Our request of the Board is simple and straightforward. We ask that you halt the search for a CEO and instead engage an investment banker to pursue strategic alternatives. We are confident that Synacor will have serious interest from multiple parties at prices far in excess of the current share price. We are also confident that the majority of Synacor’s shareholders are in support of an open and formal sale process. We are not the only shareholders taking notice and we understand that this message has been communicated to the Board repeatedly by numerous shareholders.

 

 
 

 

Investors, analysts, and industry sources attribute the Board’s indifference towards interested buyers to your Chairman, Jordan Levy’s, self-interested and civic-minded agenda to maintain the headquarters of a public technology company in Buffalo, NY. If, on the other hand, the Board has determined that the value opportunity from an autonomous path, with a fully-burdened R&D spend and after adjusting for execution risk and time, exceeds the value from an immediate sale, we ask that the Board clearly and publicly articulate how it arrived at that conclusion.
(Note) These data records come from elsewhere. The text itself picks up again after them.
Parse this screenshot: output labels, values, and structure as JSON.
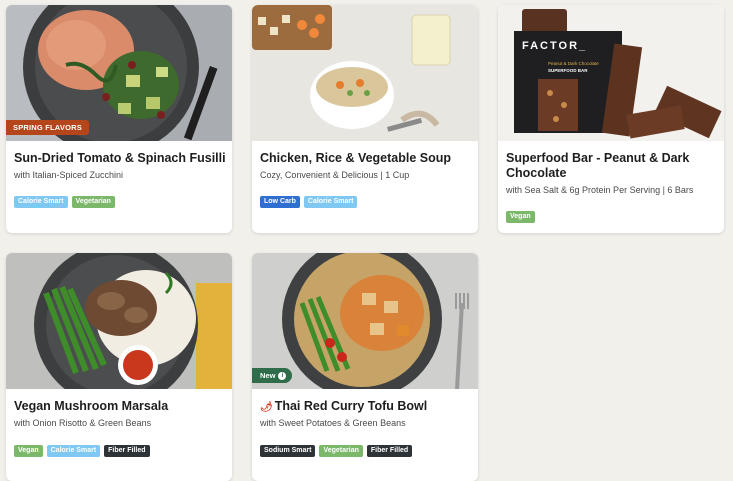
{
  "cards": [
    {
      "title": "Sun-Dried Tomato & Spinach Fusilli",
      "subtitle": "with Italian-Spiced Zucchini",
      "badge": "SPRING FLAVORS",
      "tags": [
        "Calorie Smart",
        "Vegetarian"
      ]
    },
    {
      "title": "Chicken, Rice & Vegetable Soup",
      "subtitle": "Cozy, Convenient & Delicious | 1 Cup",
      "tags": [
        "Low Carb",
        "Calorie Smart"
      ]
    },
    {
      "title": "Superfood Bar - Peanut & Dark Chocolate",
      "subtitle": "with Sea Salt & 6g Protein Per Serving | 6 Bars",
      "tags": [
        "Vegan"
      ],
      "package_brand": "FACTOR_",
      "package_line1": "Peanut & Dark Chocolate",
      "package_line2": "SUPERFOOD BAR"
    },
    {
      "title": "Vegan Mushroom Marsala",
      "subtitle": "with Onion Risotto & Green Beans",
      "tags": [
        "Vegan",
        "Calorie Smart",
        "Fiber Filled"
      ]
    },
    {
      "title": "Thai Red Curry Tofu Bowl",
      "subtitle": "with Sweet Potatoes & Green Beans",
      "badge": "New",
      "tags": [
        "Sodium Smart",
        "Vegetarian",
        "Fiber Filled"
      ]
    }
  ],
  "colors": {
    "page_bg": "#f1f0eb",
    "calorie_smart": "#7fc8f2",
    "vegetarian": "#7bb86a",
    "low_carb": "#2f6fd1",
    "fiber_filled": "#2e3338",
    "spring_badge": "#b5451b",
    "new_badge": "#2e6c4a"
  },
  "icons": {
    "new_badge_icon": "info-icon",
    "spicy_icon": "chili-pepper-icon"
  }
}
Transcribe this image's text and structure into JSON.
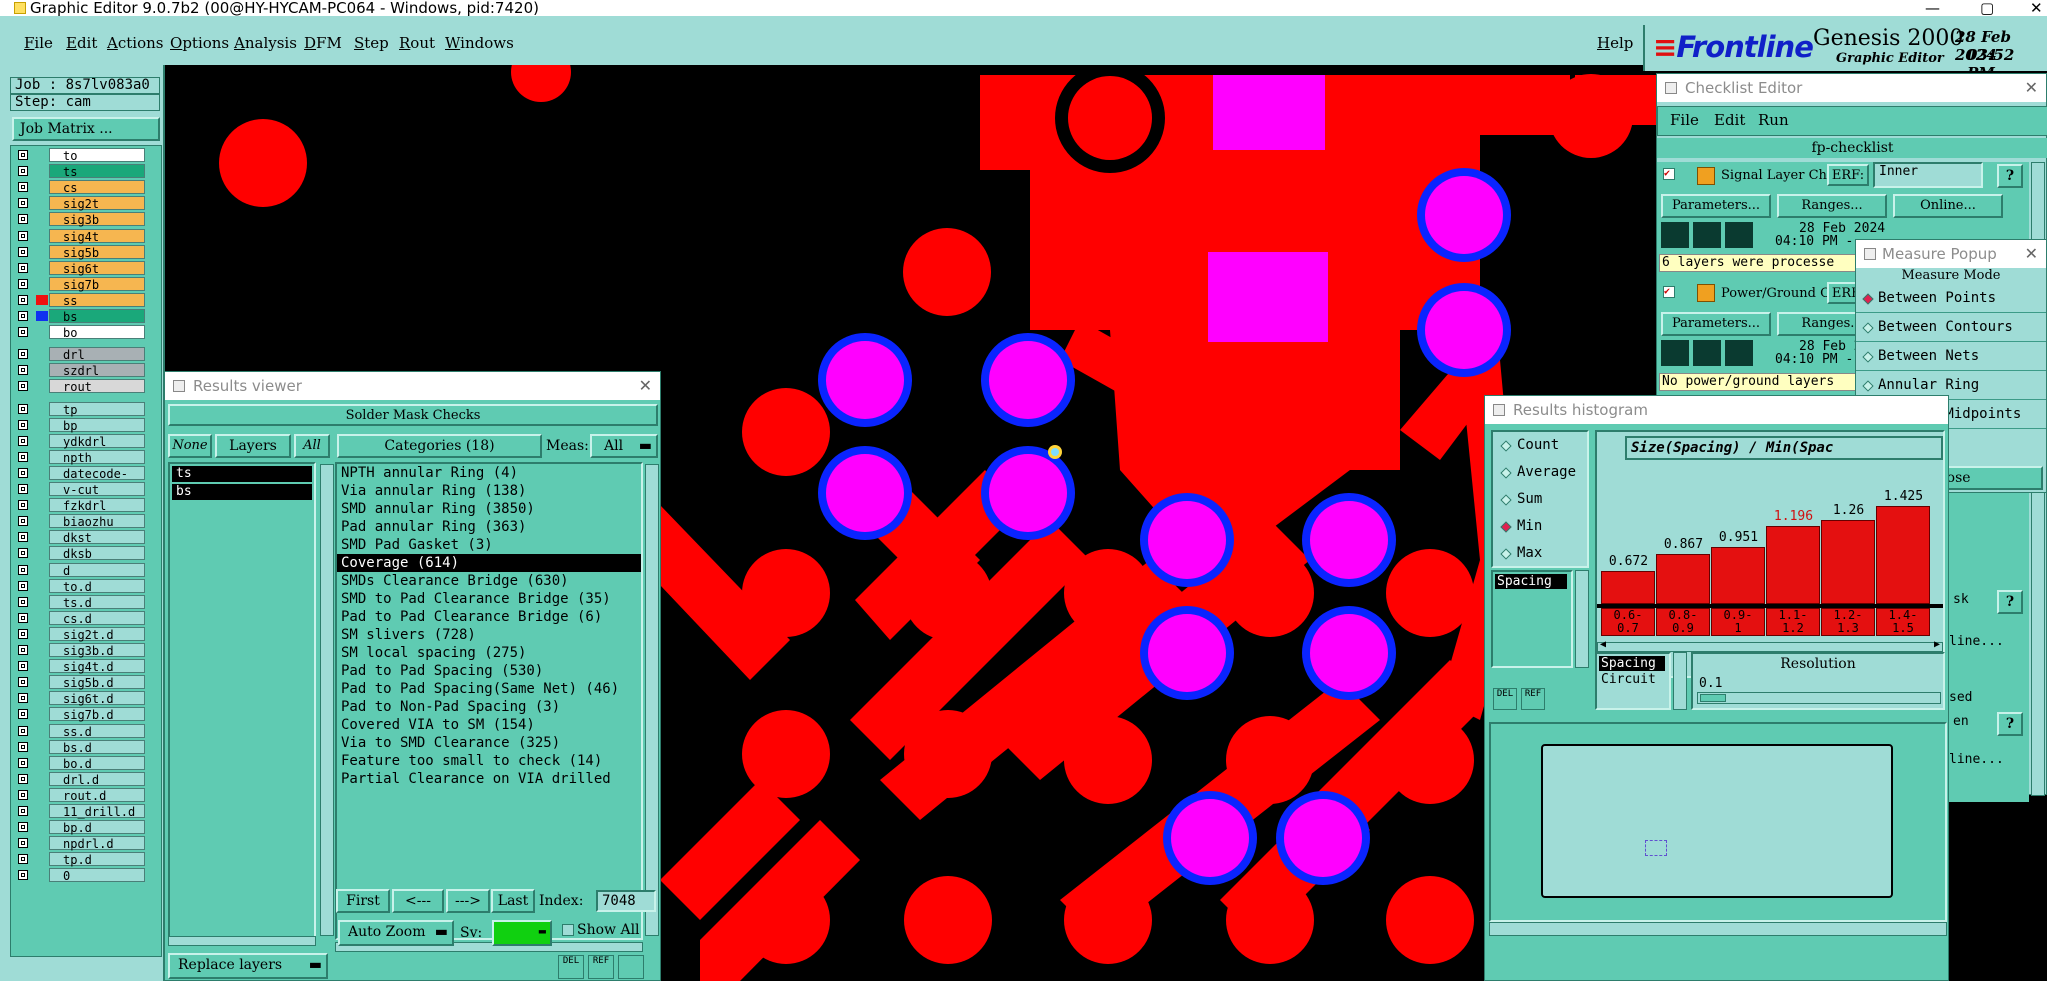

We believe that the reason no such strategy has been disclosed is that one does not exist. As a result, we do not believe there is a realistic chance of shareholder value creation from operating autonomously and Synacor has zero chance of retaining a world-class CEO who can regain some of the shareholder value that has been squandered.

 

We are confident that a properly run strategic review process will significantly enhance shareholder value above the current share price. Consequently, the Board should halt the CEO search and immediately take the necessary steps to commence a formal process to fully explore the sale of Synacor to the highest bidder.